Sur 400 000 hectares de terres irrigables, la superficie réelle aménagée qui révèle l’ampleur du retard agricole

Le Sénégal dispose de terres arables, de ressources hydriques et d’un ensoleillement propice à l’agriculture, mais peine encore à nourrir l’ensemble de sa population de manière autonome. C’est pour interroger ce paradoxe que le quotidien national Le Soleil a réuni, ce 10 février à Dakar, décideurs politiques et experts du secteur. Loin des discours de complaisance, cette première édition des « Grandes Rencontres » a permis de confronter les ambitions gouvernementales à la réalité chiffrée du terrain.

Organisée autour du thème de la souveraineté alimentaire et de l’économie rurale à l’horizon 2050, cette rencontre a servi de cadre à un diagnostic sans fard. En présence du ministre de l’Agriculture, Mabouba Diagne, et du directeur général du Soleil, Lamine Niang, les échanges ont mis en lumière les défis structurels qui entravent l’essor du secteur primaire. Comme le rapporte Sud Quotidien, l’objectif était de dépasser la simple couverture médiatique pour « éclairer les enjeux » et servir l’intérêt public.

**Une ambition face à six freins majeurs**

Si le ministre de l’Agriculture a défendu les avancées récentes, notamment l’intégration des outils numériques permettant aux producteurs de suivre les rendements et les marchés en temps réel, le constat technique reste sévère. Sémou Diouf, directeur général de l’Agence Nationale d’Insertion et de Développement Agricole (ANIDA), a identifié six obstacles qui plombent la productivité nationale.

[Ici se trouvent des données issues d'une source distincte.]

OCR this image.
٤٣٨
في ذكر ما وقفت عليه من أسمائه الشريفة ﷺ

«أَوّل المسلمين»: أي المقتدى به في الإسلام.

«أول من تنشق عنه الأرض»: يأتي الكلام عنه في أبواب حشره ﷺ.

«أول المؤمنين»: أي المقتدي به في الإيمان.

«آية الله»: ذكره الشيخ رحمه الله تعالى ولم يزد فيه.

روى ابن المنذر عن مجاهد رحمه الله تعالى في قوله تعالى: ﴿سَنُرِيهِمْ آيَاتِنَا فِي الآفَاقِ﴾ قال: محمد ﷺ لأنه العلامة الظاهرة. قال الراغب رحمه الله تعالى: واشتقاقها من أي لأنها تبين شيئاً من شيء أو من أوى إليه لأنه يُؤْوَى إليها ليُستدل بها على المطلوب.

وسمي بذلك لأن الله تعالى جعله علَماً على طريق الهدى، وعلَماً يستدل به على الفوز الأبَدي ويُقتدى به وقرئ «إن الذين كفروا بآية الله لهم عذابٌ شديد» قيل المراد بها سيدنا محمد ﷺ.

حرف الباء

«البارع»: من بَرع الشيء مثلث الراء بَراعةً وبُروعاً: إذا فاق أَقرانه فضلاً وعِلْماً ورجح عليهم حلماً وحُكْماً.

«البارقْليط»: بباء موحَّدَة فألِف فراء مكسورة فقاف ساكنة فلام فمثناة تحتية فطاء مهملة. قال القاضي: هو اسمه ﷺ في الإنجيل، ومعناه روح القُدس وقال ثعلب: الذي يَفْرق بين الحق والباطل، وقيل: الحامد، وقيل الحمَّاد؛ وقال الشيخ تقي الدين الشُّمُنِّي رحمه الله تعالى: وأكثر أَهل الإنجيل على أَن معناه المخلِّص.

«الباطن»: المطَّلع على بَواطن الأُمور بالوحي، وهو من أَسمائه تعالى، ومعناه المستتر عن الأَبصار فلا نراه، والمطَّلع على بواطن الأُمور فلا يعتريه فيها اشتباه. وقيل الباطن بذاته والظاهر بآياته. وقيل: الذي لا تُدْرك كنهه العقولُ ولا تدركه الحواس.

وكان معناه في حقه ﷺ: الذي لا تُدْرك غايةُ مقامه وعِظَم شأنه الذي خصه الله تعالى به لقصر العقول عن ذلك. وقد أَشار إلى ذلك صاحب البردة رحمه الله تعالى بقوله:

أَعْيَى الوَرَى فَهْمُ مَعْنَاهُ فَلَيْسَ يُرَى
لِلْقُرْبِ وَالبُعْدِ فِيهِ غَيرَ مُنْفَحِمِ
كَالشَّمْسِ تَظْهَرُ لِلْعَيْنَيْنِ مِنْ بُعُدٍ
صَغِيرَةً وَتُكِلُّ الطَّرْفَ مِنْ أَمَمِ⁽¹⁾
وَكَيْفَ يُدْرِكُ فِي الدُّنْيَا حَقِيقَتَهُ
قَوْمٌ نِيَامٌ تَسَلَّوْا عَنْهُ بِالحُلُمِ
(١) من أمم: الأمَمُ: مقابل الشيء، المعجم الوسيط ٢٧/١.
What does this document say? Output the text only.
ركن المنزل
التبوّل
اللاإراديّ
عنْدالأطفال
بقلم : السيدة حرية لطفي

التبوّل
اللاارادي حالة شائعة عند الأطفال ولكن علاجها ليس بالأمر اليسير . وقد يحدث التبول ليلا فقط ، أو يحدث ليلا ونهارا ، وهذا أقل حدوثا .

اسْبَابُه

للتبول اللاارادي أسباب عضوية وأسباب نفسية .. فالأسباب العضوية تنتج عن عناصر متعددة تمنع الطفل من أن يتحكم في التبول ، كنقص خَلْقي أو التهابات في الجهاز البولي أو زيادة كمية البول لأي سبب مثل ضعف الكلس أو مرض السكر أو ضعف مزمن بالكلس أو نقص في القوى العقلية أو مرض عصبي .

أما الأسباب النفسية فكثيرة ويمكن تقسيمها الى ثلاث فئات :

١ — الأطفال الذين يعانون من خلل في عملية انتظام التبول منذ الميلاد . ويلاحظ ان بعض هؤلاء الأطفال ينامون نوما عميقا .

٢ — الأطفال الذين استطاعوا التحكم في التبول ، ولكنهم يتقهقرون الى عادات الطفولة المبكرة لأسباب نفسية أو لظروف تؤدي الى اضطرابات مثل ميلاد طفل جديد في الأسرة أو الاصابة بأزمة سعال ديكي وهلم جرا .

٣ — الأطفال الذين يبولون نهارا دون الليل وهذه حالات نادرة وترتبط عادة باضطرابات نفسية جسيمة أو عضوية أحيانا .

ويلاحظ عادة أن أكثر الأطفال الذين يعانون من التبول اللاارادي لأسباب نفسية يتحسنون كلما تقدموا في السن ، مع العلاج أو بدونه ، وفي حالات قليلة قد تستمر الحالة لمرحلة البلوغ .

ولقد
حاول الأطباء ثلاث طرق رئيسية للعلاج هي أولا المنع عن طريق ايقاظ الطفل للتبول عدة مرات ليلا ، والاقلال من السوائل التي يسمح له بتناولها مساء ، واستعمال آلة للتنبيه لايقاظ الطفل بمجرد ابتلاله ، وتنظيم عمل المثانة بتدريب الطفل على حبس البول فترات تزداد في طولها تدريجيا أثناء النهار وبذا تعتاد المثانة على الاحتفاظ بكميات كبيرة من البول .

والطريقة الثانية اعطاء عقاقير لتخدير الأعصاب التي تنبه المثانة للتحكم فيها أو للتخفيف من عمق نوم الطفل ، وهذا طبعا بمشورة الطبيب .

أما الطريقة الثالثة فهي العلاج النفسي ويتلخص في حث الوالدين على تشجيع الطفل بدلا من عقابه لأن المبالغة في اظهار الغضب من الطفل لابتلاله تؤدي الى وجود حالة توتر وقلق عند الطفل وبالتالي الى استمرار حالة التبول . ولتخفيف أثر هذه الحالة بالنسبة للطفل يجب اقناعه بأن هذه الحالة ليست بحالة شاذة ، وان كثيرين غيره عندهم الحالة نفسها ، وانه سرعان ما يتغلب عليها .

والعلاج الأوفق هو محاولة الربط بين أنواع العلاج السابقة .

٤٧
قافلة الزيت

Le premier frein demeure la dépendance quasi exclusive à la pluviométrie. Selon les données partagées lors du forum, près de 80 % des agriculteurs sénégalais ne travaillent que trois à quatre mois par an, durant l’hivernage. Une saisonnalité qui maintient une grande partie de la main-d’œuvre dans une précarité cyclique.

Le déficit d’aménagements hydro-agricoles constitue le second point critique. Sur un potentiel irrigable estimé à plus de 400 000 hectares à travers le pays, moins de 60 000 hectares sont actuellement aménagés. Ce retard considérable empêche la pratique d’une agriculture continue et intensive, indispensable à l’autosuffisance.

S’ajoutent à cela l’émiettement des exploitations familiales, peu mécanisées, et l’absence de titres fonciers formels qui exclut de fait les paysans du système bancaire classique. Enfin, la dégradation des sols due à la salinisation et l’exode rural des jeunes, qui délaissent un métier jugé pénible, complètent ce tableau des urgences.

**La question du financement au cœur des débats**

La crise de la Covid-19 a servi de révélateur sur la nécessité de constituer des stocks de sécurité. Grâce à une injection massive de liquidités dans l’économie, le Sénégal avait pu éviter les ruptures d’approvisionnement. Forts de cette expérience, les experts recommandent désormais la constitution de réserves stratégiques couvrant au moins cinq mois de consommation.

Cependant, les moyens alloués à l’agriculture ne semblent pas encore à la hauteur des enjeux. Bien que présenté comme un pilier du développement, le secteur capte moins de 10 % du budget de l’État. Pour inverser la tendance et financer la maîtrise de l’eau ainsi que la production de semences de qualité, plusieurs intervenants ont plaidé pour une dotation exceptionnelle de 3 000 milliards de francs CFA, étalée sur plusieurs années.

Des initiatives sont toutefois en cours, comme le programme des Compagnies Agricoles Communautaires (CAC) soutenu par la Banque mondiale, ou la création par l’ANIDA de 582 fermes modernes ayant inséré 47 000 personnes. Des chiffres encourageants, mais qui restent modestes face au besoin de créer deux millions d’emplois dans le secteur.